The Latest on Bitcoin—Without the Jargon
07 January 2021
I personally did a deep dive on bitcoin in early 2017, determined it was “real” and then stopped paying close attention to the industry until two weeks ago—a little bit of a Rip van Winkle situation. I can’t believe how much has changed in the past three years! I tried to communicate this to a friend a couple weeks ago and recommended a bitcoin podcast to him that I thought was easy to understand. But to him it was Ancient Greek. So here’s a jargon-free update about recent developments to the best of my abilities.
Why Has Bitcoin Been Rallying to All-Time Highs?
The first answer is that more and more investors are buying bitcoin. Even if you haven’t opened an account at a crypto exchange, you can increasingly buy bitcoin on apps that you already have on your phone. The Cash app from Square has 30 million users1, PayPal has 325 million active users2, and Blockfi plans on launching a credit card that will give rewards in bitcoin for every purchase. This has broadened access beyond the large crypto exchanges such as Coinbase with 35 million users globally.3
Second, institutional investors have been buying bitcoin. A U.S. public company (MicroStrategy) put half its cash in bitcoin, and a major U.S. insurance company (MassMutual) bought $100 million of bitcoin.4 Well-known investors are speaking in its favor, which facilitates bitcoin’s legitimacy.

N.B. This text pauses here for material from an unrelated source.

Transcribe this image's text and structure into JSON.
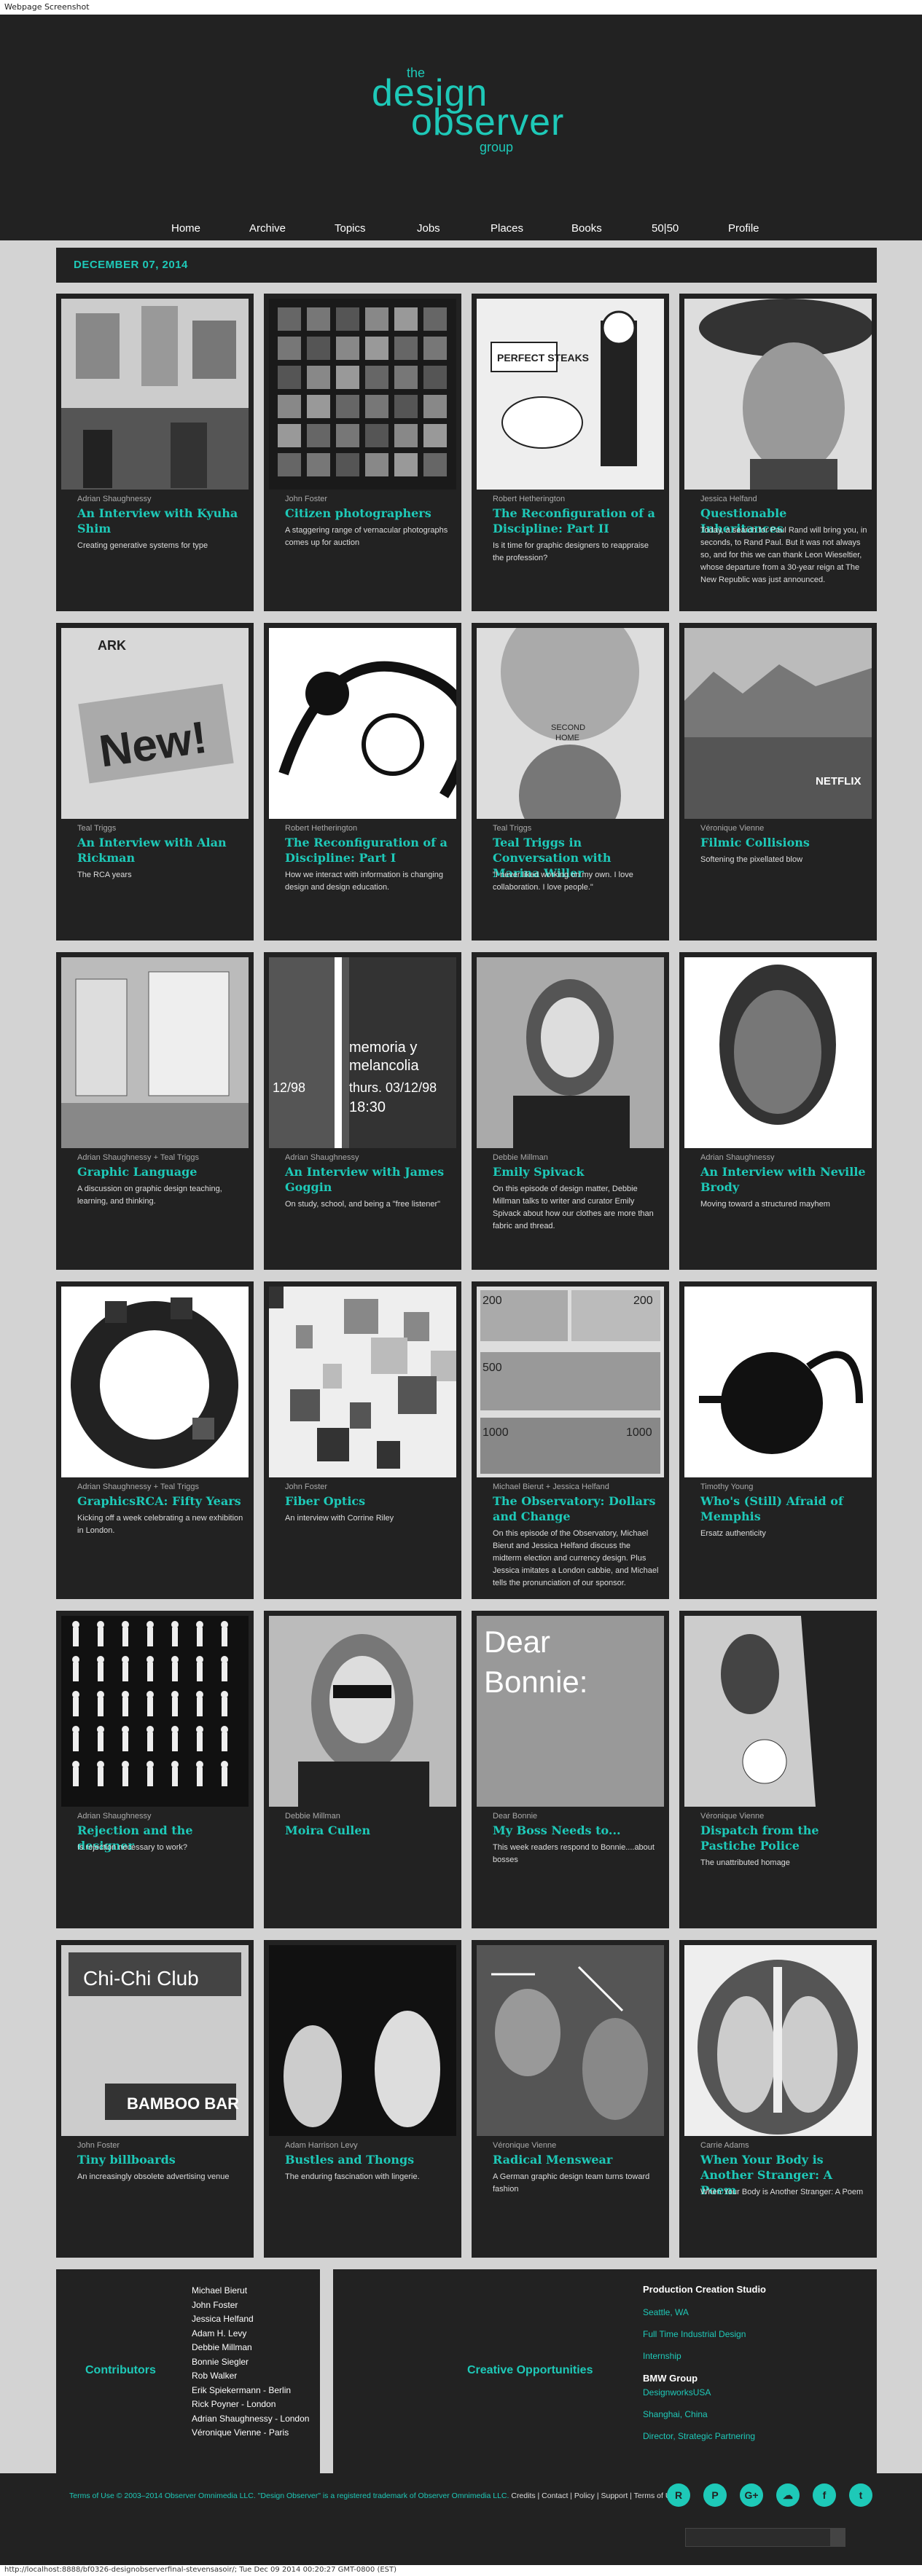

And if one wants to be bullish, bitcoin’s total market value is about $520 billion (almost $28,000 per coin as of 30 December 2020)5, compared to Tesla at $650 billion6 and gold outstanding at $12 trillion.7
Many of the millions of individual and institutional investors that own bitcoin probably own it mainly as a store of value, or a form of digital gold. They want to own it as a currency that has limited supply, not “paper” money, whose supply governments are increasing without limit.
But What Has Changed Since 2017?
The first thing worth mentioning is that you can now earn interest on bitcoin and other cryptocurrencies. People are willing to borrow your bitcoin and pay you for that at interest rates of 6% or more, annually. Those rates will attract many people to the crypto world, as they are higher than most government bonds, bank deposits and gold. Accessing this income stream is technically difficult and not without risks, but it is clear how this can and probably will become available to more investors.
Furthermore, from its early days, crypto enthusiasts believed that Wall Street could be re-built better and cheaper using a completely secure technology that wasn’t controlled by a single party.
The conceptual building block that would enable the building of a new Wall Street is the ability to build logic into software—the “smart contract.” Something like, “pay Jane X if Jane delivers Y to Jack.” The delivery of Y would have to be verified independently. “If” is the key word in that sentence because it means there are several moving parts. “If” logic has been around since probably the first lines of software—but making it unhackable and reliable is another thing entirely.
Three years ago, there wasn’t much built using this concept. In 2017, the concept of a smart contract was widely celebrated, but no one knew whether it would be actually applied. The only thing happening was people trading bitcoin and other coins on unregulated exchanges, just like one could trade sneakers on eBay, but that activity didn’t require smart contracts.
Now there has been progress in the build-out of an independent, reliable data infrastructure to support smart contracts. Remember, using the “if” logic in finance usually refers to a price. Well, that price better be reliable! And data problems are rife on Wall Street. This data infrastructure isn’t fully proven, but a lot of important progress has been made. Firms valued in the billions of dollars are directly addressing this problem.
In sum, I believe the emergence of a bitcoin interest rate and data infrastructure suggest that the chances are growing that a new digital asset Wall Street is being built—and that we are still in the early days of that.